Best in this sense is “Communion,” which Howard made with Sandy Silva in 2014. The dancers are barefoot, crossing Irish dance with body percussion like that of African American stepping. Here, although I missed the bass — the bottom, the weight — a softness in the approach felt fresh, and the mixing produced some beautiful new spiraling steps, reaching toward a different mood, a different grace.

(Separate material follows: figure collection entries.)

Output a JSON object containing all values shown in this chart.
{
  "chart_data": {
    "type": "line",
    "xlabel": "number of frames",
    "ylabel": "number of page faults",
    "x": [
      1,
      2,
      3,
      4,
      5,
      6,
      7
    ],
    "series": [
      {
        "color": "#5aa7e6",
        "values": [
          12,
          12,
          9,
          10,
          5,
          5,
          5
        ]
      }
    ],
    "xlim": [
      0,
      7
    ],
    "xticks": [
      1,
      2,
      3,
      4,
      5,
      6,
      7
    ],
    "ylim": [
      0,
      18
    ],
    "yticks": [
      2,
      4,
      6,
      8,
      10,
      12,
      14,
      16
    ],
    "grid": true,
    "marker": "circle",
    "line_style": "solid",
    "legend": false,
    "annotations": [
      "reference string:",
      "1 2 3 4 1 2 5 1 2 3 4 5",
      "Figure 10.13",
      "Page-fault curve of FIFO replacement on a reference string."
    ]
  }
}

The show doesn’t stint on traditional pleasures. The band leans toward generic classic rock, but an unamplified folk-based song by O’Shea is a treat, and fiddler Jake James gets the place rocking in the old way. A duet between James and champion dancer Ali Doughty is curious. As the two virtuosos accelerate, she keeps darting on and offstage like a coy fairy; it’s cute but not conducive to musical conversation. After she leaves for good, James comically demonstrates that he can dance, too.

The prowess of the rest of the Trinity dancers is never in question. In “Push,” an exciting series of solos, they show how they push technique: multiplying in-the-air heel clicks to sound like the break at the start of a pool game. But “American Traffic,” by tap-dance choreographers Michelle Dorrance and Melinda Sullivan, ends up exposing limitations.

Typically for Dorrance, the piece begins and ends by isolating the motions of sound production, the shapes made when striking the floor. In this case, the method applies a jeweler’s loupe to one of the foundational glories of Irish dance: the tight crossing of turned-out legs. The middle of the work, though, mixing Irish with tap, magnifies what’s missing. The tap vocabulary establishes that the dancers have functioning hip joints, but they can’t sit into the grooves. They have the rhythmic acuity to walk around clapping in counterpoint or do time steps in canon but not a tap dancer’s charisma and cool.

You can see the same problem in the bows, when the happy dancers try to cut loose under a disco ball. The straitjacket is still on.



Trinity Irish Dance Company

Through Sunday at the Joyce Theater; joyce.org.